OBJECTIVE: Lower extremity ankle and knee injuries occur at a high rate in the National Basketball Association (NBA) often requiring surgical intervention. This study aimed to identify surgical rates and risk factors for surgical intervention using multivariate analysis in ankle and knee injuries in NBA player. METHODS: Player demographics, performance metrics, advanced statistics, and injury characteristics were recorded using publicly available data. To standardize injury events over multiple years, injury events per 1000 athlete exposure events (AE, one player participating in one game) were calculated. Descriptive analysis and multivariate logistic regression were completed to find associations with surgical intervention in ankle and knee injuries. RESULTS: A total of 1153 ankle and knee injuries were included in the analysis with 73 (6.33%) lower extremity injuries treated with surgery. Knee injuries had a higher incidence of surgical intervention (0.23 AE) than ankle injuries (0.04 AE). The most frequent surgical knee injury was meniscus tear treated with meniscus repair (0.05 AE) and the most frequent ankle surgery was surgical debridement (0.01 AE) Multivariate logistic regression indicated lower extremity injuries that required surgery were associated with more minutes per game played (odds ratio [OR] 1.13; p = 0.02), a greater usage rate (OR 1.02 p < 0.001), the center position (OR 1.64; 95% [CI] 1.2-2.24; p = 0.002) and lower player efficiency rating (OR 0.96; 95% p < 0.001). CONCLUSION: Knee surgery was significantly more frequent than ankle surgery despite similar injury rates per 1000 exposures. The center position had the greatest risk for lower extremity injury followed by minutes played while a higher player efficiency rating was protective against surgical intervention. Developing strategies to address these factors will help in the management and prevention of lower extremity injuries requiring surgical intervention.

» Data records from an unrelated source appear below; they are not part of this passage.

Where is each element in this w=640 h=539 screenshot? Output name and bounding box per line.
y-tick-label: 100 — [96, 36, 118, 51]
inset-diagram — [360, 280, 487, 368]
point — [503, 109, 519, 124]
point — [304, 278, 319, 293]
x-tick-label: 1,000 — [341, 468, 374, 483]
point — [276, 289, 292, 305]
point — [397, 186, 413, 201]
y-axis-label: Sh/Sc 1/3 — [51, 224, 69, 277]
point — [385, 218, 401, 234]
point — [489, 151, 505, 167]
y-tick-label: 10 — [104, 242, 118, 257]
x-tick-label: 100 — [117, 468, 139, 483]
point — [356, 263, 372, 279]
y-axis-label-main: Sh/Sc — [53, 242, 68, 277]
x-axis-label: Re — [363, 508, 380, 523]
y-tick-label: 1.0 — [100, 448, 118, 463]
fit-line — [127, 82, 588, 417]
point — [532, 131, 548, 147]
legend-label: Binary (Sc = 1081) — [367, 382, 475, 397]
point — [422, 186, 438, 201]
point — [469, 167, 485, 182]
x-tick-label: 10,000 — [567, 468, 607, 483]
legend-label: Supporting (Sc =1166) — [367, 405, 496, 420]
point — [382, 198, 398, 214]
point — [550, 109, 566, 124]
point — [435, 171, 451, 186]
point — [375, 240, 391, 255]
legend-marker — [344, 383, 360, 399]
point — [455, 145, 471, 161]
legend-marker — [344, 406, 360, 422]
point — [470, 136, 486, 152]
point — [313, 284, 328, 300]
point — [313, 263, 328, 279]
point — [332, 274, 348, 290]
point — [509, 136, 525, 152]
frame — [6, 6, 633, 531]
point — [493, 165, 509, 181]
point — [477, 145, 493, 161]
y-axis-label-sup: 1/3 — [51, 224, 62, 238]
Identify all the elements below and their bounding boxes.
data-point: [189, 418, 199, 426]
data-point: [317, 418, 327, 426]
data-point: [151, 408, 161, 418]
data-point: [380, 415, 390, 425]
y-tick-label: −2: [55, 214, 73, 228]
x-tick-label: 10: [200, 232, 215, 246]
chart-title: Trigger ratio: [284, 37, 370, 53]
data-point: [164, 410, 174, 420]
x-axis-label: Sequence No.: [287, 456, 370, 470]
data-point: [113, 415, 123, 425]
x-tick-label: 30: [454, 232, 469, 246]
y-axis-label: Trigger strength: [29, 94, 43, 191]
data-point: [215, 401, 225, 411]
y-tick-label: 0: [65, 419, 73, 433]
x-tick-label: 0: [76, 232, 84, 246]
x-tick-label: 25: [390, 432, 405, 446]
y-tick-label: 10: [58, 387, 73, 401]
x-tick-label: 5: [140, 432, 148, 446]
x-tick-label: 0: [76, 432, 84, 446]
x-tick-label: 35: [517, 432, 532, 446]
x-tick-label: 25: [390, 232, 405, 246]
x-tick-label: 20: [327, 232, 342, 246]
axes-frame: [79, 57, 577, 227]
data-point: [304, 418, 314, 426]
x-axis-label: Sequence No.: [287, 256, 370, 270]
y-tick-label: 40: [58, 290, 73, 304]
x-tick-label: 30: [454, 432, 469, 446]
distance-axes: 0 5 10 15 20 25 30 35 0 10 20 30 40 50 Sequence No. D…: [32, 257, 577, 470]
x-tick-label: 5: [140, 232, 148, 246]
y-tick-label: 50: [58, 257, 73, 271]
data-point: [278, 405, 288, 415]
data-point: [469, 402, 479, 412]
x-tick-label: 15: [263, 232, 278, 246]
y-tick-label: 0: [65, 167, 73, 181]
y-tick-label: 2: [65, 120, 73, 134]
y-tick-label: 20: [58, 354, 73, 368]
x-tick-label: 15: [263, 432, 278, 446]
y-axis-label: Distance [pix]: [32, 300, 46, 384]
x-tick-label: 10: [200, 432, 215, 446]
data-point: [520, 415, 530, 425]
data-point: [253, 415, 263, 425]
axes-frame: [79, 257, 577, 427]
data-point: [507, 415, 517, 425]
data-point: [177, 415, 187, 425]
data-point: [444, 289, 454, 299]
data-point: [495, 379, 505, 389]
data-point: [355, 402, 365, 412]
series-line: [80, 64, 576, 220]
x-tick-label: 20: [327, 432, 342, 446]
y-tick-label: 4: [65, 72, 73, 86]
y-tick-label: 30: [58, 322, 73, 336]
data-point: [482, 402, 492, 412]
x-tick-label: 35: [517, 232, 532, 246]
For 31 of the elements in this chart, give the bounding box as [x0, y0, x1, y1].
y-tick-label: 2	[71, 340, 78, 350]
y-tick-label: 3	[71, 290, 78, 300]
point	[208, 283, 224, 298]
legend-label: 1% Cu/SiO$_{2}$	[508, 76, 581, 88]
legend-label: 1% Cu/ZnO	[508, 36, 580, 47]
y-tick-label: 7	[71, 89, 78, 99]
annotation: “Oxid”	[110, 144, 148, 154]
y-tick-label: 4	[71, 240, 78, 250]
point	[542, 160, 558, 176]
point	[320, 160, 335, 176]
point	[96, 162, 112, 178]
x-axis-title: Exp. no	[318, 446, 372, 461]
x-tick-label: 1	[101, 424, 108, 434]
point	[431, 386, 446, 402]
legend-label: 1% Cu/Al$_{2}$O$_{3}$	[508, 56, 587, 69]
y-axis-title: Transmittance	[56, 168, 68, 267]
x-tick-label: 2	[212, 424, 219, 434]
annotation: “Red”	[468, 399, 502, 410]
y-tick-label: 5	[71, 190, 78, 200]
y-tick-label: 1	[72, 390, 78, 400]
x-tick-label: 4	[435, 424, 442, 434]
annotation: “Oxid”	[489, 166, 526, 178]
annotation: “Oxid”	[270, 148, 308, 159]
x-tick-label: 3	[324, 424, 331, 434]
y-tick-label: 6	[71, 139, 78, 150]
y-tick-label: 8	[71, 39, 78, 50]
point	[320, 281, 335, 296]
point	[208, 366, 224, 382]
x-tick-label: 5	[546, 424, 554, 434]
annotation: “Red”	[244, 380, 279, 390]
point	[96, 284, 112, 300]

目的:美国职业篮球联赛(NBA)中下肢脚踝和膝盖损伤发生率很高,常常需要手术干预。本研究旨在通过多变量分析确定NBA球员脚踝和膝盖损伤的手术率及手术干预的风险因素。 方法:使用公开数据记录球员的人口统计学信息、表现指标、高级统计数据和损伤特征。为使多年的损伤事件标准化,计算了每1000次运动员暴露事件(AE,一名球员参加一场比赛)中的损伤事件。完成描述性分析和多变量逻辑回归,以找出与脚踝和膝盖损伤手术干预的关联。 结果:分析共纳入1153例脚踝和膝盖损伤,其中73例(6.33%)下肢损伤接受了手术治疗。膝盖损伤的手术干预发生率(0.23 AE)高于脚踝损伤(0.04 AE)。最常见的手术治疗膝盖损伤是半月板撕裂行半月板修复(0.05 AE),最常见的脚踝手术是手术清创(0.01 AE)。多变量逻辑回归表明,需要手术的下肢损伤与每场比赛上场时间更多(比值比[OR] 1.13;p = 0.02)、使用率更高(OR 1.02,p < 0.001)、中锋位置(OR 1.64;95%[CI] 1.2 - 2.24;p = 0.002)以及球员效率值较低(OR 0.96;95% p < 0.001)相关。 结论:尽管每1000次暴露的损伤发生率相似,但膝盖手术明显比脚踝手术更频繁。中锋位置下肢损伤风险最大,其次是上场时间,而较高的球员效率值可预防手术干预。制定应对这些因素的策略将有助于管理和预防需要手术干预的下肢损伤。